Listening, analyzing and comparing these themes helped to promote greater awareness of the relational modalities between immigrants and health and social care professionals, including awareness of power assymetries between people with different positions in the healthcare space, while furthering focus on the peculiarities of the clinical settings and on professionals' emotional and culturally informed reactions. This process eventually included the comparison of different parental models of care, and of different psycho-traumatological approaches in order to further explore the factors furthering or hindering connection.


Introduzione

Nonostante i servizi si attivino per promuovere percorsi di inclusione finalizzati a favorire l’interazione con l’utenza immigrata, si ripropongono alcune tematiche: differenze linguistiche e socio-culturali; difficoltà legate alle condizioni di esistenza; mutamenti socio-relazionali, marginalità sociale, assenza in molti casi di una rete socio-familiare di riferimento; problemi di comunicazione; difficoltà di accesso ai servizi (1;2).

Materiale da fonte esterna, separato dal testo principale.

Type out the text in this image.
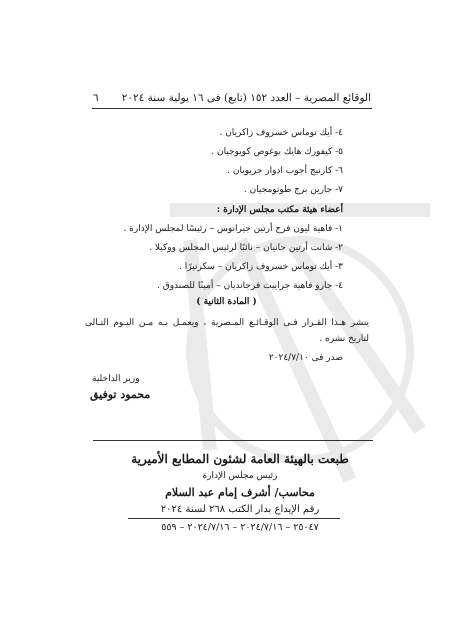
الوقائع المصرية – العدد ١٥٢ (تابع) فى ١٦ يولية سنة ٢٠٢٤
٦
٤- أيك توماس خسروف زاكريان .
٥- كيفورك هايك بوغوص كويوجيان .
٦- كارنيج أجوب ادوار جريويان .
٧- جارين برج طوتومجيان .
أعضاء هيئة مكتب مجلس الإدارة :
١- فاهية ليون فرج أرتين جيرانوس – رئيسًا لمجلس الإدارة .
٢- شانت أرتين جانيان – نائبًا لرئيس المجلس ووكيلا .
٣- أيك توماس خسروف زاكريان – سكرتيرًا .
٤- جارو فاهية جراييت فرجانديان – أمينًا للصندوق .
( المادة الثانية )
ينشر هـذا القـرار فـى الوقـائـع المـصرية ، ويعمـل بـه مـن اليـوم التـالى
لتاريخ نشره .
صدر فى ٢٠٢٤/٧/١٠
وزير الداخلية
محمود توفيق
طبعت بالهيئة العامة لشئون المطابع الأميرية
رئيس مجلس الإدارة
محاسب/ أشرف إمام عبد السلام
رقم الإيداع بدار الكتب ٢٦٨ لسنة ٢٠٢٤
٢٥٠٤٧ – ٢٠٢٤/٧/١٦ – ٢٠٢٤/٧/١٦ – ٥٥٩
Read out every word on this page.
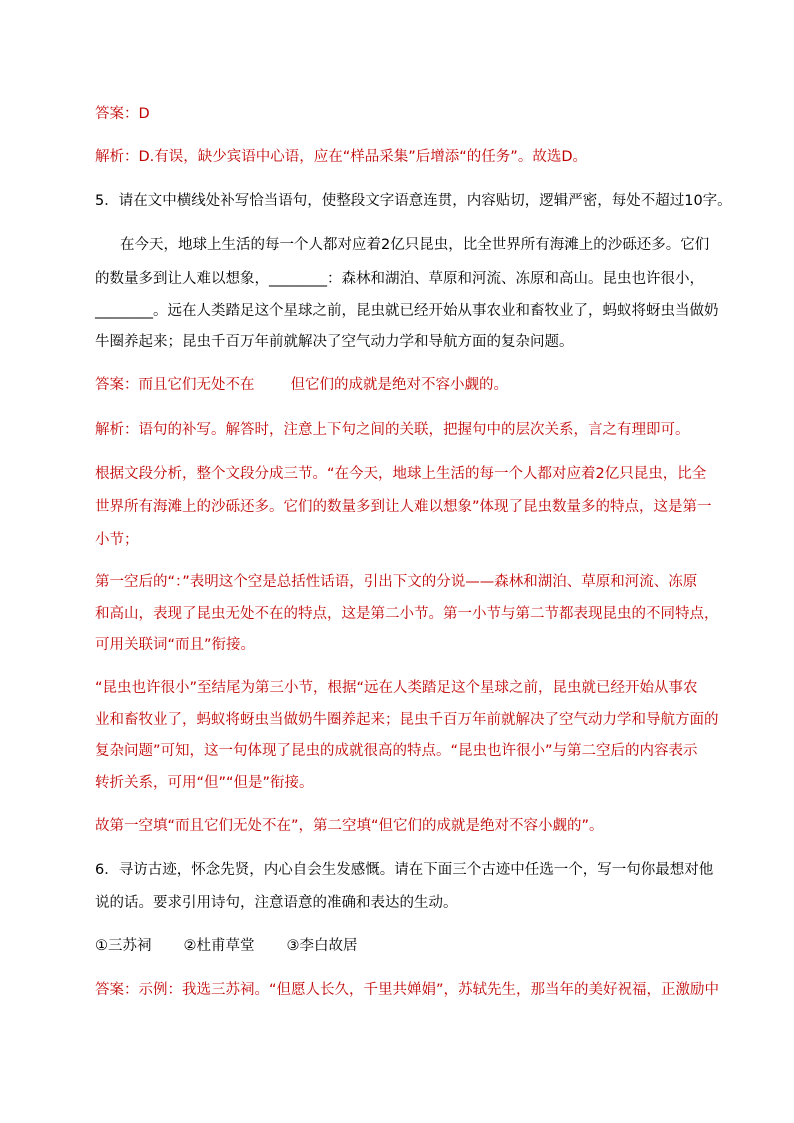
答案：D
解析：D.有误，缺少宾语中心语，应在“样品采集”后增添“的任务”。故选D。
5．请在文中横线处补写恰当语句，使整段文字语意连贯，内容贴切，逻辑严密，每处不超过10字。
在今天，地球上生活的每一个人都对应着2亿只昆虫，比全世界所有海滩上的沙砾还多。它们
的数量多到让人难以想象，________：森林和湖泊、草原和河流、冻原和高山。昆虫也许很小，
________。远在人类踏足这个星球之前，昆虫就已经开始从事农业和畜牧业了，蚂蚁将蚜虫当做奶
牛圈养起来；昆虫千百万年前就解决了空气动力学和导航方面的复杂问题。
答案：而且它们无处不在 但它们的成就是绝对不容小觑的。
解析：语句的补写。解答时，注意上下句之间的关联，把握句中的层次关系，言之有理即可。
根据文段分析，整个文段分成三节。“在今天，地球上生活的每一个人都对应着2亿只昆虫，比全
世界所有海滩上的沙砾还多。它们的数量多到让人难以想象”体现了昆虫数量多的特点，这是第一
小节；
第一空后的“：”表明这个空是总括性话语，引出下文的分说——森林和湖泊、草原和河流、冻原
和高山，表现了昆虫无处不在的特点，这是第二小节。第一小节与第二节都表现昆虫的不同特点，
可用关联词“而且”衔接。
“昆虫也许很小”至结尾为第三小节，根据“远在人类踏足这个星球之前，昆虫就已经开始从事农
业和畜牧业了，蚂蚁将蚜虫当做奶牛圈养起来；昆虫千百万年前就解决了空气动力学和导航方面的
复杂问题”可知，这一句体现了昆虫的成就很高的特点。“昆虫也许很小”与第二空后的内容表示
转折关系，可用“但”“但是”衔接。
故第一空填“而且它们无处不在”，第二空填“但它们的成就是绝对不容小觑的”。
6．寻访古迹，怀念先贤，内心自会生发感慨。请在下面三个古迹中任选一个，写一句你最想对他
说的话。要求引用诗句，注意语意的准确和表达的生动。
①三苏祠 ②杜甫草堂 ③李白故居
答案：示例：我选三苏祠。“但愿人长久，千里共婵娟”，苏轼先生，那当年的美好祝福，正激励中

“Tali questioni in qualche misura condizionano le relazioni di cura e orientano i percorsi di salute e malattia” (1: 247).

Le patologie che sovente si manifestano nei migranti sono spesso connesse a condizioni di esistenza quali, sradicamento dal proprio contesto di origine, difficoltà di adattamento, inserimento e marginalità socio-economica, stati psichici connessi a stress prolungati e a eventi di vita potenzialmente traumatizzanti.

Un primo incontro, svolto in fase di costruzione del progetto con alcuni operatori dell’UFSMA, ha messo in luce specifiche problematiche. È emersa uno distanza tra gli accessi al Pronto soccorso a causa di disturbi psichici e la presa in cura da parte dei servizi (3). Gli operatori hanno inoltre evidenziato la difficoltà a intercettare bisogni, la problematicità nel comprendere significati diversi attribuiti alla malattia, in particolare a quella psichica (ad esempio, come vengono compresi e vissuti il disagio psico-emotivo e la patologia psichica dai singoli e all’interno del contesto sociale di origine), la difficoltà a formulare una diagnosi.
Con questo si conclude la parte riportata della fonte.